Les pions sont nés libres…
« Les pions sont nés libres, maintenant ils sont partout enchaînés. »
Andrew Soltis
Reprenant la célèbre formule qui ouvre le Contrat social¹ de Jean-Jacques Rousseau : « L’homme est né libre et partout, il est dans les fers ».
Au même moment, Philidor écrit dans la préface de son ouvrage Analyse du jeu des Échecs (1749) : « Mon but principal est de me rendre recommandable par une nouveauté dont personne ne s’est avisé, ou peut-être n’a été capable ; c’est celle de bien jouer les pions. Ils sont l’âme des échecs ; ce sont eux uniquement qui forment l’attaque et la défense, et de leur bon ou mauvais arrangement dépend entièrement le gain ou la perte de la partie. »
Jusqu’alors, on jouait les pions comme on traitait le petit peuple, les envoyant sans états d’âme au « casse-pipe ». On raconte d’ailleurs qu’à la bataille d’Azincourt (1415), un chef de guerre français — probablement le duc d’Alençon ou un autre noble empressé — lança sa cavalerie à l’assaut, piétinant sa propre infanterie pour atteindre plus vite la chevalerie anglaise. Juste retour des choses : ses troupes furent décimées par les flèches des archers anglais. Comme sur l’échiquier médiéval, le peuple était considéré comme négligeable.
Il n’est peut-être pas si surprenant que cette stratégie « révolutionnaire » apparaisse au siècle des Lumières, à l’heure où émergent ces idées nouvelles qui mèneront à la Révolution française et à l’instauration de la démocratie. Illustration du lien profond entre l’évolution de la société et celle du jeu d’échecs. Certains historiens avancent même qu’il n’est pas impossible que l’évolution du jeu ait contribué à influencer, à sa manière, l’évolution des sociétés.
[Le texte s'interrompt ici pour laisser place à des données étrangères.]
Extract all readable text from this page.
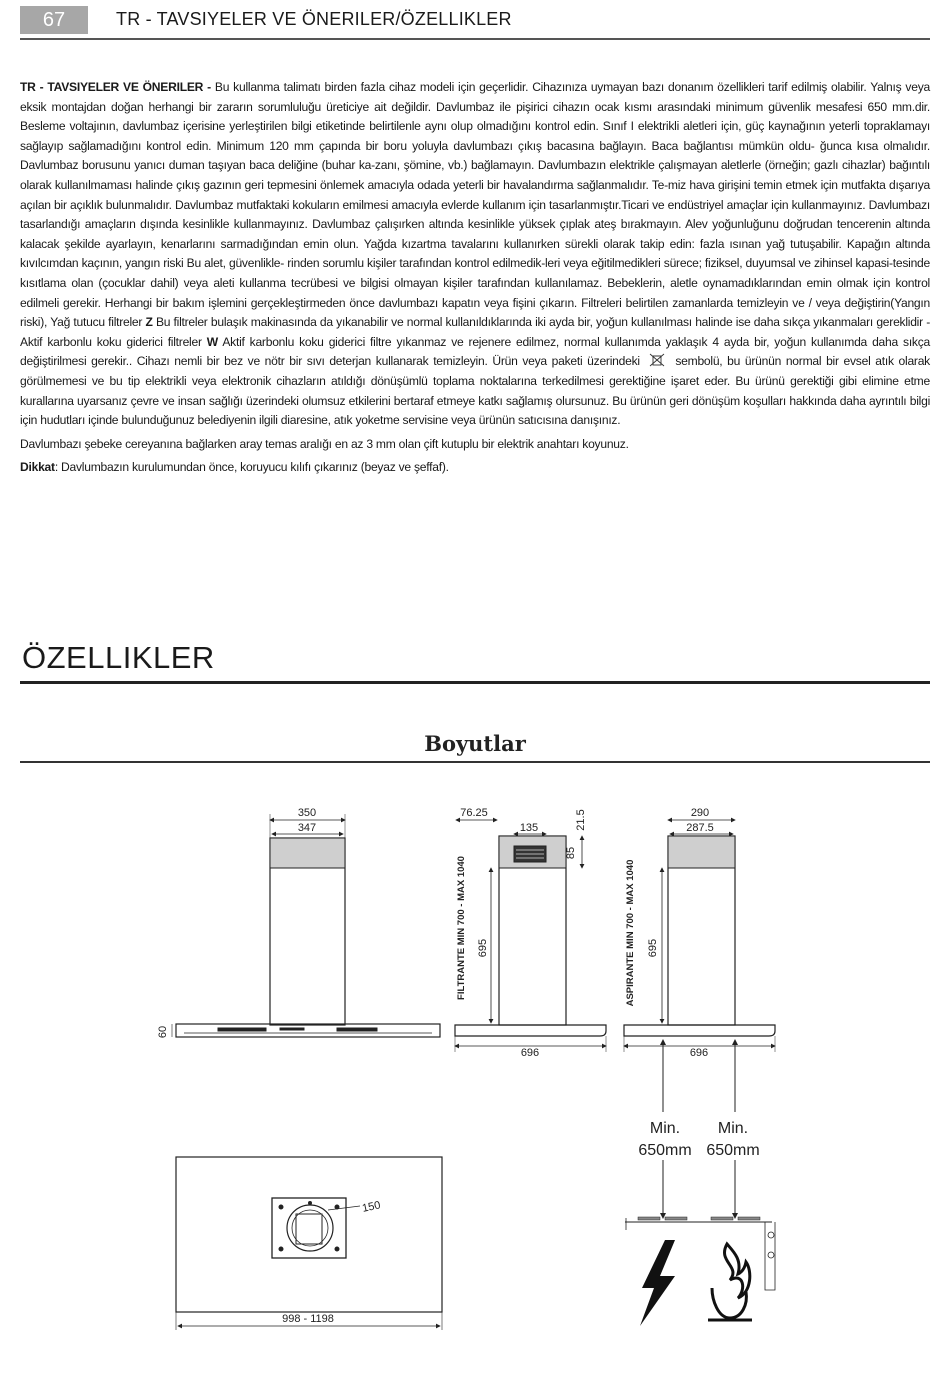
67	TR - TAVSIYELER VE ÖNERILER/ÖZELLIKLER

TR - TAVSIYELER VE ÖNERILER - Bu kullanma talimatı birden fazla cihaz modeli için geçerlidir. Cihazınıza uymayan bazı donanım özellikleri tarif edilmiş olabilir. Yalnış veya eksik montajdan doğan herhangi bir zararın sorumluluğu üreticiye ait değildir. Davlumbaz ile pişirici cihazın ocak kısmı arasındaki minimum güvenlik mesafesi 650 mm.dir. Besleme voltajının, davlumbaz içerisine yerleştirilen bilgi etiketinde belirtilenle aynı olup olmadığını kontrol edin. Sınıf I elektrikli aletleri için, güç kaynağının yeterli topraklamayı sağlayıp sağlamadığını kontrol edin. Minimum 120 mm çapında bir boru yoluyla davlumbazı çıkış bacasına bağlayın. Baca bağlantısı mümkün oldu- ğunca kısa olmalıdır. Davlumbaz borusunu yanıcı duman taşıyan baca deliğine (buhar ka-zanı, şömine, vb.) bağlamayın. Davlumbazın elektrikle çalışmayan aletlerle (örneğin; gazlı cihazlar) bağıntılı olarak kullanılmaması halinde çıkış gazının geri tepmesini önlemek amacıyla odada yeterli bir havalandırma sağlanmalıdır. Te-miz hava girişini temin etmek için mutfakta dışarıya açılan bir açıklık bulunmalıdır. Davlumbaz mutfaktaki kokuların emilmesi amacıyla evlerde kullanım için tasarlanmıştır.Ticari ve endüstriyel amaçlar için kullanmayınız. Davlumbazı tasarlandığı amaçların dışında kesinlikle kullanmayınız. Davlumbaz çalışırken altında kesinlikle yüksek çıplak ateş bırakmayın. Alev yoğunluğunu doğrudan tencerenin altında kalacak şekilde ayarlayın, kenarlarını sarmadığından emin olun. Yağda kızartma tavalarını kullanırken sürekli olarak takip edin: fazla ısınan yağ tutuşabilir. Kapağın altında kıvılcımdan kaçının, yangın riski Bu alet, güvenlikle- rinden sorumlu kişiler tarafından kontrol edilmedik-leri veya eğitilmedikleri sürece; fiziksel, duyumsal ve zihinsel kapasi-tesinde kısıtlama olan (çocuklar dahil) veya aleti kullanma tecrübesi ve bilgisi olmayan kişiler tarafından kullanılamaz. Bebeklerin, aletle oynamadıklarından emin olmak için kontrol edilmeli gerekir. Herhangi bir bakım işlemini gerçekleştirmeden önce davlumbazı kapatın veya fişini çıkarın. Filtreleri belirtilen zamanlarda temizleyin ve / veya değiştirin(Yangın riski), Yağ tutucu filtreler Z Bu filtreler bulaşık makinasında da yıkanabilir ve normal kullanıldıklarında iki ayda bir, yoğun kullanılması halinde ise daha sıkça yıkanmaları gereklidir - Aktif karbonlu koku giderici filtreler W Aktif karbonlu koku giderici filtre yıkanmaz ve rejenere edilmez, normal kullanımda yaklaşık 4 ayda bir, yoğun kullanımda daha sıkça değiştirilmesi gerekir.. Cihazı nemli bir bez ve nötr bir sıvı deterjan kullanarak temizleyin. Ürün veya paketi üzerindeki  sembolü, bu ürünün normal bir evsel atık olarak görülmemesi ve bu tip elektrikli veya elektronik cihazların atıldığı dönüşümlü toplama noktalarına terkedilmesi gerektiğine işaret eder. Bu ürünü gerektiği gibi elimine etme kurallarına uyarsanız çevre ve insan sağlığı üzerindeki olumsuz etkilerini bertaraf etmeye katkı sağlamış olursunuz. Bu ürünün geri dönüşüm koşulları hakkında daha ayrıntılı bilgi için hudutları içinde bulunduğunuz belediyenin ilgili diaresine, atık yoketme servisine veya ürünün satıcısına danışınız.

Davlumbazı şebeke cereyanına bağlarken aray temas aralığı en az 3 mm olan çift kutuplu bir elektrik anahtarı koyunuz.

Dikkat: Davlumbazın kurulumundan önce, koruyucu kılıfı çıkarınız (beyaz ve şeffaf).

ÖZELLIKLER
Boyutlar
350
347
60
76.25
135	21.5
85
FILTRANTE MIN 700 - MAX 1040 695
696
290
287.5
ASPIRANTE MIN 700 - MAX 1040 695
696
Min.
650mm
Min.
650mm
150
998 - 1198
¹ L’homme est né libre, et partout il est dans les fers. Tel se croit le maître des autres, qui ne laisse pas d’être plus esclave qu’eux. Comment ce changement s’est-il fait ? Je l’ignore. Qu’est-ce qui peut le rendre légitime ? Je crois pouvoir résoudre cette question. Si je ne considérais que la force, et l’effet qui en dérive, je dirais : tant qu’un peuple est contraint d’obéir et qu’il obéit, il fait bien ; sitôt qu’il peut secouer le joug et qu’il le secoue, il fait encore mieux : car, recouvrant sa liberté par le même droit qui la lui a ravie, ou il est fondé à la reprendre, ou l’on ne l’était point à la lui ôter. Mais l’ordre social est un droit sacré, qui sert de base à tous les autres.